Yup, it’s another treat recipe but I truly believe there is room for everything in a good diet. I don’t like to label foods as “good” or “bad”…well, unless it’s packaged food that has a laundry list of ingredients that you can’t pronounce or has more than a handful of ingredients. Free yourself from the mindset that in order to eat clean and be healthy you have to completely eliminate all the fun You can have your cake and eat it too but the key is moderation! We work on this in my monthly challenge groups and it has truly been life-changing for so many to realize that to be healthy you don’t have to deprive yourself.
When it comes to my kids and treats I am firmly in the camp that if you eat a healthy dinner, you are allowed dessert.
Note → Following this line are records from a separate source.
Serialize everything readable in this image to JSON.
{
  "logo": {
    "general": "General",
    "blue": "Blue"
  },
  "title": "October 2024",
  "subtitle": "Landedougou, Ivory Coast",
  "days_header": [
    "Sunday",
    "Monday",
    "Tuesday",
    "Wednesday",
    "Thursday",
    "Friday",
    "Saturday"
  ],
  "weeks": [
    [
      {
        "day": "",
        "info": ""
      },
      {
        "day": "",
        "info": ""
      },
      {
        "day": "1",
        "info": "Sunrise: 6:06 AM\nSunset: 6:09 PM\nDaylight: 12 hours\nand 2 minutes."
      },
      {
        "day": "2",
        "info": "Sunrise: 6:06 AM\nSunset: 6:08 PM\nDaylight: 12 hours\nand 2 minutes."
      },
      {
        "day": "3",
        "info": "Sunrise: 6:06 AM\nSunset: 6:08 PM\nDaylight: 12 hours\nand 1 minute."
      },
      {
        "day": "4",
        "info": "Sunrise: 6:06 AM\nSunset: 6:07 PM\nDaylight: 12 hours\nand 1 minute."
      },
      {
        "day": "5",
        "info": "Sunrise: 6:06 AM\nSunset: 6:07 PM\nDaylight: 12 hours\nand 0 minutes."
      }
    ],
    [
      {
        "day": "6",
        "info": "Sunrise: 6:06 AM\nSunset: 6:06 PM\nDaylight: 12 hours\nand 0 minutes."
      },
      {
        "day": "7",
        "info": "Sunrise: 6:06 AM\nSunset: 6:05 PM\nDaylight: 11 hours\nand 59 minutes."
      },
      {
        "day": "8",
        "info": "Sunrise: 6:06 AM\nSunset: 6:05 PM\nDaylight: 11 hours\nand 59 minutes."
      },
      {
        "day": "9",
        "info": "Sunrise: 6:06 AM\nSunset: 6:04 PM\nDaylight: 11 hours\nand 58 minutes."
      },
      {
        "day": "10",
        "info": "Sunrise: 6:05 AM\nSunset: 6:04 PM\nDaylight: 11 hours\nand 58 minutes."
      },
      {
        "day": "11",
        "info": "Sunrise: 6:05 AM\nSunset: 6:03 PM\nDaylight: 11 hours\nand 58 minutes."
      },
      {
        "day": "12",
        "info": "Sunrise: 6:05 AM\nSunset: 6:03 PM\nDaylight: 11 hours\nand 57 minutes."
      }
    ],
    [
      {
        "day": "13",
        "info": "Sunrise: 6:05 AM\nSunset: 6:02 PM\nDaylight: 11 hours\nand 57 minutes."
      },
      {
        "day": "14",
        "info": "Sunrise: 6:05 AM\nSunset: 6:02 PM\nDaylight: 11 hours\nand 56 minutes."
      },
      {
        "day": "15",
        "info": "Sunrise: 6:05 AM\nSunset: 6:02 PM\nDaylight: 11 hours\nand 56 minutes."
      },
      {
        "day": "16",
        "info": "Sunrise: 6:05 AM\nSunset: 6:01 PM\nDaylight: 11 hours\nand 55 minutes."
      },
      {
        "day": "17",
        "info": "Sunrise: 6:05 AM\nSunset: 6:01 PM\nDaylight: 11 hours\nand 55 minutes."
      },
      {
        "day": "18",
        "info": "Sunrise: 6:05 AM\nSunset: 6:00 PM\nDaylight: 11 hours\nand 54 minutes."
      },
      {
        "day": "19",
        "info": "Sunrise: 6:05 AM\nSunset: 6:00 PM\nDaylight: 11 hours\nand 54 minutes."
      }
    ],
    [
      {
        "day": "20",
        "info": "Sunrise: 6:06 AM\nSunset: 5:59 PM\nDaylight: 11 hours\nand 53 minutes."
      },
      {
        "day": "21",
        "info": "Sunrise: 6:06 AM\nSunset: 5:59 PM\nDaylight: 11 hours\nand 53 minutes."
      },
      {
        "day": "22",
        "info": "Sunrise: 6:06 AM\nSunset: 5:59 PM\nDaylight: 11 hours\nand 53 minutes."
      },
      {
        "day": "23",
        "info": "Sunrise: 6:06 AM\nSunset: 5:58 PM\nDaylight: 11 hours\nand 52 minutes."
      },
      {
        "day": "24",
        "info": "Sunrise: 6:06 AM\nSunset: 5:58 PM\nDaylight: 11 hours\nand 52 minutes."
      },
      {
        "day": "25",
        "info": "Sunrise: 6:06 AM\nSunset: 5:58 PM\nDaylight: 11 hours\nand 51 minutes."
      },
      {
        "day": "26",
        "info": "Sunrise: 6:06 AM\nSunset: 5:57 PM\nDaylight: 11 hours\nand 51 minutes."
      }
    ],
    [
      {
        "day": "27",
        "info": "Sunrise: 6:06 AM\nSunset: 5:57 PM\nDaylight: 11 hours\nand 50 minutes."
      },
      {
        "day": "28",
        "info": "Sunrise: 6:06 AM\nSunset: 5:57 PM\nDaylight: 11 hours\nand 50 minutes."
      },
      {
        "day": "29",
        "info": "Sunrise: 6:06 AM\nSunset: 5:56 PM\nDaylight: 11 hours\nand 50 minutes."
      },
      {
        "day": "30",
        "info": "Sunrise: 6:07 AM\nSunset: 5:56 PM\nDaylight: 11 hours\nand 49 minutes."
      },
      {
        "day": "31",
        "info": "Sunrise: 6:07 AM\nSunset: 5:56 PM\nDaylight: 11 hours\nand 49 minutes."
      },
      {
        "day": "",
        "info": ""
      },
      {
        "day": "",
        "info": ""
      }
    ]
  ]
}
I believe that teaching your children “everything in moderation” is a good habit for a lifetime of success and healthy habits. When I make treats I make every effort to make them cleaner versions than what they would find at a store or typical bakery. I nix the processed sugar, I add in fruits and veggies were possible and the kids are completely unfazed by the cleaned up versions they get at my dinner table. These cookies from the Ambitious Kitchen are a gluten free, grain free, chewy and chocolatey delight that are kid-tested and mother-approved. 10-minutes, 1-bowl and happy eaters – it’s a winner!
Paleo Chocolate Chunk Cookies
- 1 egg, slightly beaten
- 1 teaspoon vanilla extract
- 1/4 cup coconut oil, melted and cooled
- 1/2 cup coconut sugar
- 1 cup almond flour
- 1/4 cup coconut flour
- 1/2 teaspoon baking soda
- 1/3 cup dark chocolate chunks
- Coarse sea salt, for sprinkling
- Preheat oven to 350F.
- In a large bowl, add beaten egg, melted and cooled coconut oil, and vanilla extract. (Please make sure your coconut oil is cool or else it will solidify!) Next add in almond flour, coconut flour and baking soda, mixing well to combine and form a dough. Fold in dark chocolate chunks. You may need to use your hands to moisten the dough so that it sticks together well.
- Use a cookie scoop or large tablespoon to drop dough onto ungreased baking sheet. Gently flatten the dough with your hand. Bake for 10-2 minutes, or until edges are slightly golden brown. Sprinkle with coarse sea salt and allow to cool on cookie sheet for 10 minutes before transferring to a wire rack to finishing cooling. Makes 12 cookies.